Beh certo. Condivido. In ogni caso i dati sono paragonabili, con sprint più rilevati da fascia cardio, ovviamente dato il breve scatto (20 secondi).
Infatti, così "un tanto al chilo" ci conferma quello che già si sapeva.
In condizioni decenti il sensore ottico rileva in maniera coerente con la fascia pettorale sui blocchi da qualche minuto e oltre, su uno scatto da 20 secondi invece il sensore a polso è pigro, arriva dopo oppure spiana e fa la media, evidenziando meno le variazioni brevi di FC.
Anche io ho avuto diversi sensori al polso (Coros,
Garmin, Polar), e si comportano più o meno tutti alla stessa maniera.
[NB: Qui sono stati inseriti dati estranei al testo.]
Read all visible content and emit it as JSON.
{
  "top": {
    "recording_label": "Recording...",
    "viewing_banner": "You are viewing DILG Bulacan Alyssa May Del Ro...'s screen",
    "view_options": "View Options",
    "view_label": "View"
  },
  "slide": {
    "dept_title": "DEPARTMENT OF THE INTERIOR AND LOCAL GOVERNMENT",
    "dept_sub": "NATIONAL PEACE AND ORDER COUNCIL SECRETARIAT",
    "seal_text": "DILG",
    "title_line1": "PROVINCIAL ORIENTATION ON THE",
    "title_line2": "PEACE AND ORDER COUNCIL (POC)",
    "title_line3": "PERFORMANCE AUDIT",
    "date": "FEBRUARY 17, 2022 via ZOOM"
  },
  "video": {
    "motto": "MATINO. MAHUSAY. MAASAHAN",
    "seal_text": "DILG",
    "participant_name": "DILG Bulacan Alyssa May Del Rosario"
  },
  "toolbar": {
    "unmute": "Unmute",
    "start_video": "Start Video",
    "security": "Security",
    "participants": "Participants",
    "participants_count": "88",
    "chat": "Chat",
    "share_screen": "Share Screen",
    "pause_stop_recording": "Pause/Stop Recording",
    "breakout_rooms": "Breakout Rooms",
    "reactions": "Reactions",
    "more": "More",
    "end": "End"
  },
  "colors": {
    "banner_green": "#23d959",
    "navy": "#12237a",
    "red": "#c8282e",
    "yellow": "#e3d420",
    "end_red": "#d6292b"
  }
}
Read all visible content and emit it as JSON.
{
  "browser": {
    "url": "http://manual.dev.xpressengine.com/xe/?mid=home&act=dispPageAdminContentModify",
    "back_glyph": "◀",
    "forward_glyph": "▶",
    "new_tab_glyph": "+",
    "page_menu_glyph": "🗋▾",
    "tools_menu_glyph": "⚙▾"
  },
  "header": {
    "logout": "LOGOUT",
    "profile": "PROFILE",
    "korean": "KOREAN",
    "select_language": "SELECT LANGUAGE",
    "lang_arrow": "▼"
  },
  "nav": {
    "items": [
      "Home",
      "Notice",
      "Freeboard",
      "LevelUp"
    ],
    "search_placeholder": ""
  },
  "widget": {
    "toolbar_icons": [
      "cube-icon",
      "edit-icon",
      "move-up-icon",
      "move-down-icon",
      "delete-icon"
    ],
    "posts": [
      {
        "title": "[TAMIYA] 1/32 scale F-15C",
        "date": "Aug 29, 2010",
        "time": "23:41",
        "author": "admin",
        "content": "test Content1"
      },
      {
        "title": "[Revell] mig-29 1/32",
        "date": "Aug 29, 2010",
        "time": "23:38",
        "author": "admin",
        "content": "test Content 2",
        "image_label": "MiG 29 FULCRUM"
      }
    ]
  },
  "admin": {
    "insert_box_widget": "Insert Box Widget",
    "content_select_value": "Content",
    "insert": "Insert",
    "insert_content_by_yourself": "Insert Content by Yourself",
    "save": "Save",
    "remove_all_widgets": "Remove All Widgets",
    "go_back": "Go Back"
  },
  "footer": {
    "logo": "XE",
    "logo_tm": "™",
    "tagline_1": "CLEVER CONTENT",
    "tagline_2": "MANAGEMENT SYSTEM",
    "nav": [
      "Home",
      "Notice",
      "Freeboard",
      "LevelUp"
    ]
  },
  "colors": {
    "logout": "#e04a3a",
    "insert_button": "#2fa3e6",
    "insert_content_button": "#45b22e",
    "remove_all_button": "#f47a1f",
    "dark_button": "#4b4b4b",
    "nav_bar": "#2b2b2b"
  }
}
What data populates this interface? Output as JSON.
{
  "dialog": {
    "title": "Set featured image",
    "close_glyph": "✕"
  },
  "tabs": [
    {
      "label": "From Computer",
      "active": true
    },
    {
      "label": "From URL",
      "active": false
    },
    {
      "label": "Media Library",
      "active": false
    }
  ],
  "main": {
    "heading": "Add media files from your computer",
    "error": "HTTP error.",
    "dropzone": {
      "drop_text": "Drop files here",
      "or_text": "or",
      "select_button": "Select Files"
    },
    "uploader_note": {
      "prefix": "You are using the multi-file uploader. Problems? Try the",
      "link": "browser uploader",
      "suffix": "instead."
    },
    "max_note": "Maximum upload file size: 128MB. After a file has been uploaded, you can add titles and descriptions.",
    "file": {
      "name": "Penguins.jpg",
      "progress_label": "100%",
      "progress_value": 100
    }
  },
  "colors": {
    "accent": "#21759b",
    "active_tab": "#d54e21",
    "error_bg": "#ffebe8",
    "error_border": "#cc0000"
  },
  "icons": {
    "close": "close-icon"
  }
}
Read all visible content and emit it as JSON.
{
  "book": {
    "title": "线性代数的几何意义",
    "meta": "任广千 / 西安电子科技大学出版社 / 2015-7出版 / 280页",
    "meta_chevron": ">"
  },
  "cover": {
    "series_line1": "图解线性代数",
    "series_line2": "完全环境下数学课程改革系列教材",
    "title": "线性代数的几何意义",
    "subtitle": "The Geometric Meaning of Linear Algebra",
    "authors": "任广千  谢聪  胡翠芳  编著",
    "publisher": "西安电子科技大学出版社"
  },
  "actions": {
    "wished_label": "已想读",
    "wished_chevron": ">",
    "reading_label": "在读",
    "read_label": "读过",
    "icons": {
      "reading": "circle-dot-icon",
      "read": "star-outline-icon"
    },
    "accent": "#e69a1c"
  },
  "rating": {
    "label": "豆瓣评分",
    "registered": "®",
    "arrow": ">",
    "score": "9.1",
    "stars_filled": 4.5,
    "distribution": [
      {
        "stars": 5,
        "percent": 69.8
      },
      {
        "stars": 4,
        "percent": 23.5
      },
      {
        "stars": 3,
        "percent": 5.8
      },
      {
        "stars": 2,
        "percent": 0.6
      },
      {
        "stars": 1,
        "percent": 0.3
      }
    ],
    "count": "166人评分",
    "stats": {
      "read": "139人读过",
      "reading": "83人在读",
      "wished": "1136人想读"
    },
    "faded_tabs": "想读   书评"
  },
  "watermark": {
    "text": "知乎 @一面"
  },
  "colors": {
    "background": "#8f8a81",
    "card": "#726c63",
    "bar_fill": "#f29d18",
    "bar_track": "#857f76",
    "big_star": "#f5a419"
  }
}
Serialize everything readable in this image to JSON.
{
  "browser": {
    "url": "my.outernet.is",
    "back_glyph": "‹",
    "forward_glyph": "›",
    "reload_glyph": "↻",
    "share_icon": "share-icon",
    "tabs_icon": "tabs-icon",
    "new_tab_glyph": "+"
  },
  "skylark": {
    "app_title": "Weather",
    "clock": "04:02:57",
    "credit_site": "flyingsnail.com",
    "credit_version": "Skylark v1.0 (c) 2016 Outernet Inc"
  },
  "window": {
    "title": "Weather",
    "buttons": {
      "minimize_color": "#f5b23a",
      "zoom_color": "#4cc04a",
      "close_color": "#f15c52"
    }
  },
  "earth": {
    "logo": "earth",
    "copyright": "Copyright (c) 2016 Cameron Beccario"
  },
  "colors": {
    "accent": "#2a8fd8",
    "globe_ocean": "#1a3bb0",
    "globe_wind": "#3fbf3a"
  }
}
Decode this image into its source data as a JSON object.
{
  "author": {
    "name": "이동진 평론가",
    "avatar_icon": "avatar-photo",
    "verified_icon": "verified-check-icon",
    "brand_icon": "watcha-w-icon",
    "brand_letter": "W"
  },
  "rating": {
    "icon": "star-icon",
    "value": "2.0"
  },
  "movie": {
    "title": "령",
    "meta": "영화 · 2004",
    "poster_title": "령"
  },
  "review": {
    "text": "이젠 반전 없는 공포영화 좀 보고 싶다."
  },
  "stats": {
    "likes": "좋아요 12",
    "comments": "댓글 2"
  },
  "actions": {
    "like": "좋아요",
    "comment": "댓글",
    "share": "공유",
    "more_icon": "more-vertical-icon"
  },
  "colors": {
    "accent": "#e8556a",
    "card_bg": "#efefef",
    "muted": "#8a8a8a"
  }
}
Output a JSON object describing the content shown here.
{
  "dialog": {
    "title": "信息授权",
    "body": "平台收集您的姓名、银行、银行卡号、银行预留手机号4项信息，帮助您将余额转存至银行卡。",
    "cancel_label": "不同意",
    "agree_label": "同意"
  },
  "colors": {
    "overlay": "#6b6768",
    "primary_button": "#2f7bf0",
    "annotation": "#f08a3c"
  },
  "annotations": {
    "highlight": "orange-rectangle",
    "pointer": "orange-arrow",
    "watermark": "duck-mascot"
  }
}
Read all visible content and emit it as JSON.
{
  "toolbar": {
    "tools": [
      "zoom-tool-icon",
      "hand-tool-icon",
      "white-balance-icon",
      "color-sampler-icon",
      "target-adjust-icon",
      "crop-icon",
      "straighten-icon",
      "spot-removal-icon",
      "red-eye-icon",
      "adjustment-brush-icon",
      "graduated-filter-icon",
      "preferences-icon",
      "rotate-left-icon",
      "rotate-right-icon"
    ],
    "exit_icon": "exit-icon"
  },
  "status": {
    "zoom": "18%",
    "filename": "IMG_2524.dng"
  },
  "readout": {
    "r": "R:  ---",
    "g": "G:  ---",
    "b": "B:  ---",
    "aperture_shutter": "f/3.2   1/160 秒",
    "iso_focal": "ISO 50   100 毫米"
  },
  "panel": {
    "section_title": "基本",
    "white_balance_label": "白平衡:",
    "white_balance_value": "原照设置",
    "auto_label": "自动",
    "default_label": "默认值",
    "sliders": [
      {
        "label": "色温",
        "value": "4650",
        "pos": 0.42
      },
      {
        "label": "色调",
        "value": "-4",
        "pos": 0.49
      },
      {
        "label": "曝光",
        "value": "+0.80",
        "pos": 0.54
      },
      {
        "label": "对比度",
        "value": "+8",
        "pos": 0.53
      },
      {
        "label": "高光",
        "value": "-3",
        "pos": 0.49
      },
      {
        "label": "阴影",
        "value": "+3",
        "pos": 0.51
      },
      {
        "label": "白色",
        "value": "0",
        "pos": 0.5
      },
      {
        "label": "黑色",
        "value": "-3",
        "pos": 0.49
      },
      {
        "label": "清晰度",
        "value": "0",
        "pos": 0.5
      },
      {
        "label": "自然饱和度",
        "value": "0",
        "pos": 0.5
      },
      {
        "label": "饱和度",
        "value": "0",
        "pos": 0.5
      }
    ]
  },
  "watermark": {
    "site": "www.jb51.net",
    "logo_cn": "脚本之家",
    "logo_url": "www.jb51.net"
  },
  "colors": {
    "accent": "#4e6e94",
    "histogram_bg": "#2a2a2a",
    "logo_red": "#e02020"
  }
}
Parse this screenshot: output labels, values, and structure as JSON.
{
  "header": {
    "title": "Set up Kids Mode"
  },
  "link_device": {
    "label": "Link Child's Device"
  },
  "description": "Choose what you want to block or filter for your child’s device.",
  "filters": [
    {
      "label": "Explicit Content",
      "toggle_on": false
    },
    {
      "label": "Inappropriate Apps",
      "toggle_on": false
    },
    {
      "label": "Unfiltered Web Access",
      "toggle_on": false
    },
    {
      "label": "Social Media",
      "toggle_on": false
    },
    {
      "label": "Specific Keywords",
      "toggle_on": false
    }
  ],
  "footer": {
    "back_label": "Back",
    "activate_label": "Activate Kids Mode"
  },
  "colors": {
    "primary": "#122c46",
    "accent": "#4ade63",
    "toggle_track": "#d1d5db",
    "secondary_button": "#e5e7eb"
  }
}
Occasionalmente è capitato che ciascuno andasse temporaneamente in banana, sia agganciando la cadenza dei passi (intorno a 180/sec e oltre), che restando pigri (dando una lettura di qualche decina di bpm sotto la reale FC percepita per poi svegliarsi e tornare a posto).
Tutti quelli che ho avuto andavano meglio per la corsa che per la bici, credo che le vibrazioni ad alta frequenza, oppure stare col polso piegato come quando siamo in bici, diano fastidio ai lettori ottici.
Ho l'impressione che i sensori al polso in bici tendano a cadere nella sottostima del battito più frequentemente che correndo.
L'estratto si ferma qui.